LRD guides and handbook November 2016

Using information and consultation rights - a union rep's guide

Introduction
[pages 5-6]

Introduction

For more than ten years the UK has had regulations on the statute book through which employees and their representatives can require employers to provide information and consult generally on important issues, like jobs and work organisation.

Implementation of the rights contained in the Information and Consultation of Employees Regulations 2004 (the ICE regulations and their Northern Ireland equivalent) is not automatic. It can normally be triggered if at least 10% of employees within the business (defined as an “undertaking”) request it.

The regulations are based on a European Directive (2002/14/EC) that provides a general framework for informing and consulting employees. The UK vote to leave the European Union will eventually mean that this and other European directives will no longer underpin UK law. However, the regulations will continue to apply unless they are specifically repealed and the trade union movement has indicated that it will campaign to defend all workers’ rights which are based on EU law.

When they were introduced the ICE regulations added a new dimension to existing channels for informing and consulting at work, which include union recognition arrangements, legally enforceable consultation on specific topics (from redundancies to health and safety), the right to information for collective bargaining purposes and various forms of voluntary consultation.

The ICE regulations introduced the option of legally enforceable employee information and consultation on a much wider range of topics. Brendan Barber, who was then the TUC general secretary, said that only “bad managers who insist on keeping their staff in the dark” had anything to fear.

However there were and still are concerns within the trade union movement that ICE could be used to undermine or sidestep collective bargaining and downgrade the role of unions. The ICE regulations themselves also have a number of shortcomings. (The TUC has made a strong case for strengthening the regulations in Democracy in the Workplace, 2014.)

Despite this, many trade unionists have taken advantage of these legally enforceable rights, as a complement to collective bargaining and as a way of strengthening the union’s position and extending its influence.

The booklet starts in Chapter 1 by tackling what may well be the main concern for trade unionists – the pluses and minuses of information and consultation as compared with other forms of employee representation. It also suggests that unions are now willing to make more use of the regulation than when they were first introduced. Where and how the regulations apply, especially the thorny issue of defining the “undertaking”, are set out in Chapter 2.

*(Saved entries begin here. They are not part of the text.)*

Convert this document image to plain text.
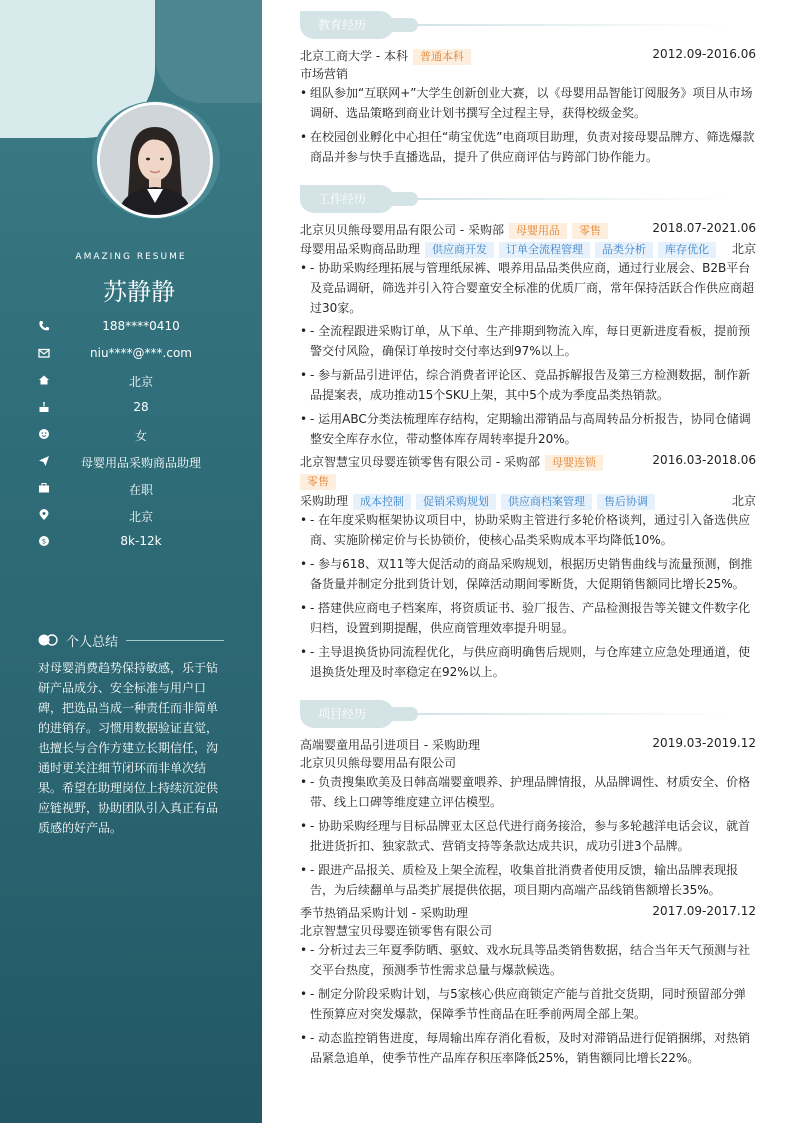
AMAZING RESUME
苏静静
188****0410
niu****@***.com
北京
28
女
母婴用品采购商品助理
在职
北京
$	8k-12k
个人总结
对母婴消费趋势保持敏感，乐于钻研产品成分、安全标准与用户口碑，把选品当成一种责任而非简单的进销存。习惯用数据验证直觉，也擅长与合作方建立长期信任，沟通时更关注细节闭环而非单次结果。希望在助理岗位上持续沉淀供应链视野，协助团队引入真正有品质感的好产品。
教育经历
北京工商大学 - 本科 普通本科	2012.09-2016.06
市场营销
• 组队参加“互联网+”大学生创新创业大赛，以《母婴用品智能订阅服务》项目从市场调研、选品策略到商业计划书撰写全过程主导，获得校级金奖。
• 在校园创业孵化中心担任“萌宝优选”电商项目助理，负责对接母婴品牌方、筛选爆款商品并参与快手直播选品，提升了供应商评估与跨部门协作能力。
工作经历
北京贝贝熊母婴用品有限公司 - 采购部 母婴用品 零售	2018.07-2021.06
母婴用品采购商品助理 供应商开发 订单全流程管理 品类分析 库存优化	北京
• - 协助采购经理拓展与管理纸尿裤、喂养用品品类供应商，通过行业展会、B2B平台及竞品调研，筛选并引入符合婴童安全标准的优质厂商，常年保持活跃合作供应商超过30家。
• - 全流程跟进采购订单，从下单、生产排期到物流入库，每日更新进度看板，提前预警交付风险，确保订单按时交付率达到97%以上。
• - 参与新品引进评估，综合消费者评论区、竞品拆解报告及第三方检测数据，制作新品提案表，成功推动15个SKU上架，其中5个成为季度品类热销款。
• - 运用ABC分类法梳理库存结构，定期输出滞销品与高周转品分析报告，协同仓储调整安全库存水位，带动整体库存周转率提升20%。
北京智慧宝贝母婴连锁零售有限公司 - 采购部 母婴连锁	2016.03-2018.06
零售
采购助理 成本控制 促销采购规划 供应商档案管理 售后协调	北京
• - 在年度采购框架协议项目中，协助采购主管进行多轮价格谈判，通过引入备选供应商、实施阶梯定价与长协锁价，使核心品类采购成本平均降低10%。
• - 参与618、双11等大促活动的商品采购规划，根据历史销售曲线与流量预测，倒推备货量并制定分批到货计划，保障活动期间零断货，大促期销售额同比增长25%。
• - 搭建供应商电子档案库，将资质证书、验厂报告、产品检测报告等关键文件数字化归档，设置到期提醒，供应商管理效率提升明显。
• - 主导退换货协同流程优化，与供应商明确售后规则，与仓库建立应急处理通道，使退换货处理及时率稳定在92%以上。
项目经历
高端婴童用品引进项目 - 采购助理	2019.03-2019.12
北京贝贝熊母婴用品有限公司
• - 负责搜集欧美及日韩高端婴童喂养、护理品牌情报，从品牌调性、材质安全、价格带、线上口碑等维度建立评估模型。
• - 协助采购经理与目标品牌亚太区总代进行商务接洽，参与多轮越洋电话会议，就首批进货折扣、独家款式、营销支持等条款达成共识，成功引进3个品牌。
• - 跟进产品报关、质检及上架全流程，收集首批消费者使用反馈，输出品牌表现报告，为后续翻单与品类扩展提供依据，项目期内高端产品线销售额增长35%。
季节热销品采购计划 - 采购助理	2017.09-2017.12
北京智慧宝贝母婴连锁零售有限公司
• - 分析过去三年夏季防晒、驱蚊、戏水玩具等品类销售数据，结合当年天气预测与社交平台热度，预测季节性需求总量与爆款候选。
• - 制定分阶段采购计划，与5家核心供应商锁定产能与首批交货期，同时预留部分弹性预算应对突发爆款，保障季节性商品在旺季前两周全部上架。
• - 动态监控销售进度，每周输出库存消化看板，及时对滞销品进行促销捆绑，对热销品紧急追单，使季节性产品库存积压率降低25%，销售额同比增长22%。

A simple summary of how the regulations might be expected to work, “all being well” is provided in Chapter 3. The issues it covers are presented in more detail in the later Chapters.

How the ICE process gets started is the focus of Chapter 4, while what to do about pre-existing agreements (which can have the effect of blocking an employee ICE request) is covered in Chapter 5. Negotiations should be central to the ICE process, as Chapter 6 shows, and what they deliver – or what happens if negotiations fail to deliver an agreement – is looked at in Chapters 7 and 8.

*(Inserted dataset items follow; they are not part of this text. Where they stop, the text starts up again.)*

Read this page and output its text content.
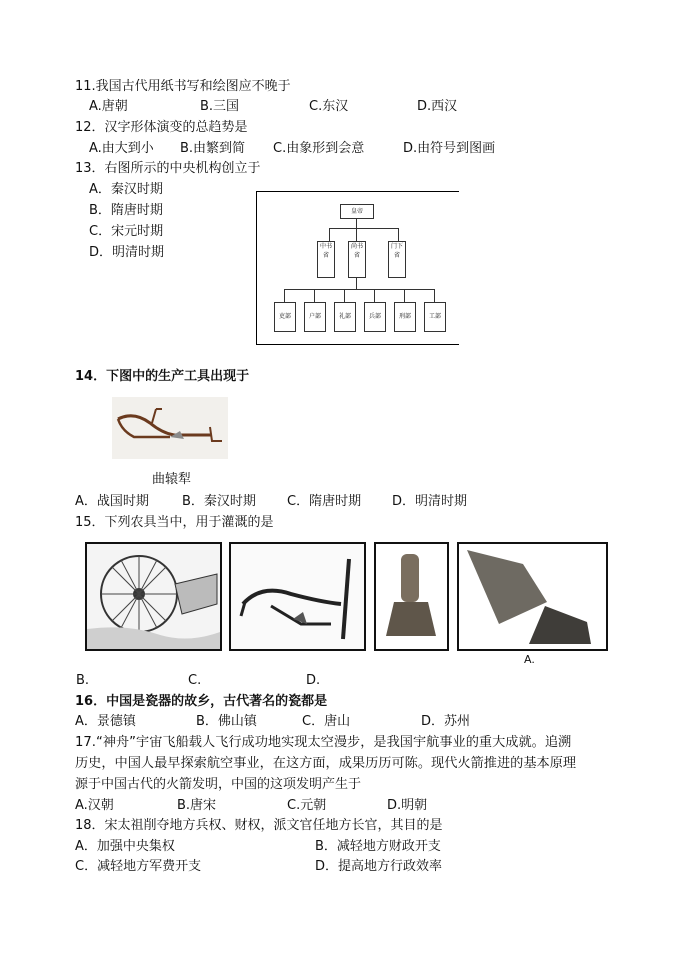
11.我国古代用纸书写和绘图应不晚于
A.唐朝	B.三国	C.东汉	D.西汉
12．汉字形体演变的总趋势是
A.由大到小 B.由繁到简 C.由象形到会意	D.由符号到图画
13．右图所示的中央机构创立于
A．秦汉时期
B．隋唐时期
C．宋元时期
D．明清时期
皇帝
中书省
尚书省
门下省
吏部	户部	礼部	兵部	刑部	工部
14．下图中的生产工具出现于
曲辕犁
A．战国时期	B．秦汉时期 C．隋唐时期 D．明清时期
15．下列农具当中，用于灌溉的是
B.	C.	D.
A.
16．中国是瓷器的故乡，古代著名的瓷都是
A．景德镇	B．佛山镇	C．唐山	D．苏州
17.“神舟”宇宙飞船载人飞行成功地实现太空漫步，是我国宇航事业的重大成就。追溯
历史，中国人最早探索航空事业，在这方面，成果历历可陈。现代火箭推进的基本原理
源于中国古代的火箭发明，中国的这项发明产生于
A.汉朝	B.唐宋	C.元朝	D.明朝
18．宋太祖削夺地方兵权、财权，派文官任地方长官，其目的是
A．加强中央集权	B．减轻地方财政开支
C．减轻地方军费开支	D．提高地方行政效率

Confidentiality is a key issue and is reviewed in Chapter 9 together with the protections available against detriment or unfair dismissal for employees and reps. Enforceability is one of the main potential benefits of the regulations and is the focus of Chapter 10. Chapter 11 gives further examples of how information and consultation rights work in practice.

Chapter 12 highlights other legally enforceable information and consultation rights. Although these are distinct from the ICE regulations – the main focus of this booklet – they can and do interact, in ways that may be either helpful or confusing. Chapter 13 lists sources of further information.

Throughout the booklet, examples are given from the cases heard by the enforcement bodies, in particular the Central Arbitration Committee (CAC).